Chapter 10 - Holonomic modules

Summary

The most important A_n-modules are the holonomic modules, also known among PDE theorists as maximally overdetermined systems. An A_n-module is holonomic if it has dimension n. Ordinary differential equations with polynomial coefficients correspond to holonomic modules. In this chapter we begin the study of holonomic modules, which will be one of the central topics of the second half of the book.

DEFINITION AND EXAMPLES.

A finitely generated left A_n-module is holonomic if it is zero, or if it has dimension n. Recall that by Bernstein's inequality this is the minimal possible dimension for a non-zero A_n-module. We already know an example of a holonomic A_n- module, viz. K[X] = K[x₁, …, x_n]. We also know that A_n itself is not a holonomic module: it has dimension 2n.

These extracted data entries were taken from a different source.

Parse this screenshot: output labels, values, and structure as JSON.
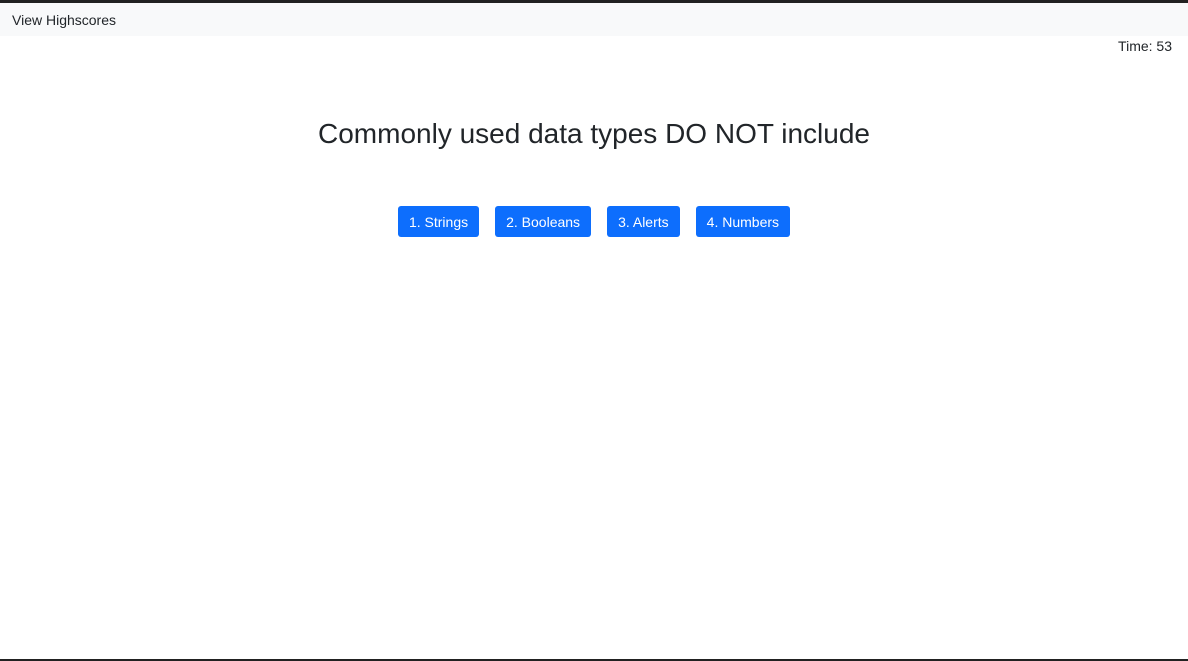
{
  "nav": {
    "highscores_link": "View Highscores"
  },
  "timer": {
    "label": "Time:",
    "value": "53"
  },
  "quiz": {
    "question": "Commonly used data types DO NOT include",
    "answers": [
      "1. Strings",
      "2. Booleans",
      "3. Alerts",
      "4. Numbers"
    ]
  },
  "colors": {
    "button_bg": "#0d6efd",
    "navbar_bg": "#f8f9fa"
  }
}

It is easy to construct holonomic modules if n = 1. Let I ≠ 0 be a left ideal of A₁. By Corollary 9.3.5, d(A₁/I) ≤ 1. If I ≠ A₁ then, by Bernstein's inequality, d(A₁/I) = 1. Hence A₁/I is a holonomic A₁-module.

This is wonderful source of examples, which will pour forth with the help of the next proposition.

Proposition. Let n be a positive integer.

1. Submodules and quotients of holonomic A_n-modules are holonomic.

2. Finite sums of holonomic A_n-modules are holonomic.

Proof: (1) These follow from Bernstein's inequality. Let M be a left A_n module, and N a submodule of M. From Theorem 9.3.2, d(N) ≤ d(M) and d(M/N) ≤ d(M). Since d(M) = n, and using Bernstein's inequality, we deduce that d(N) = d(M/N) are also equal to n. Thus N and M/N are holonomic. Now (2) follows from Corollary 9.3.3 and (1).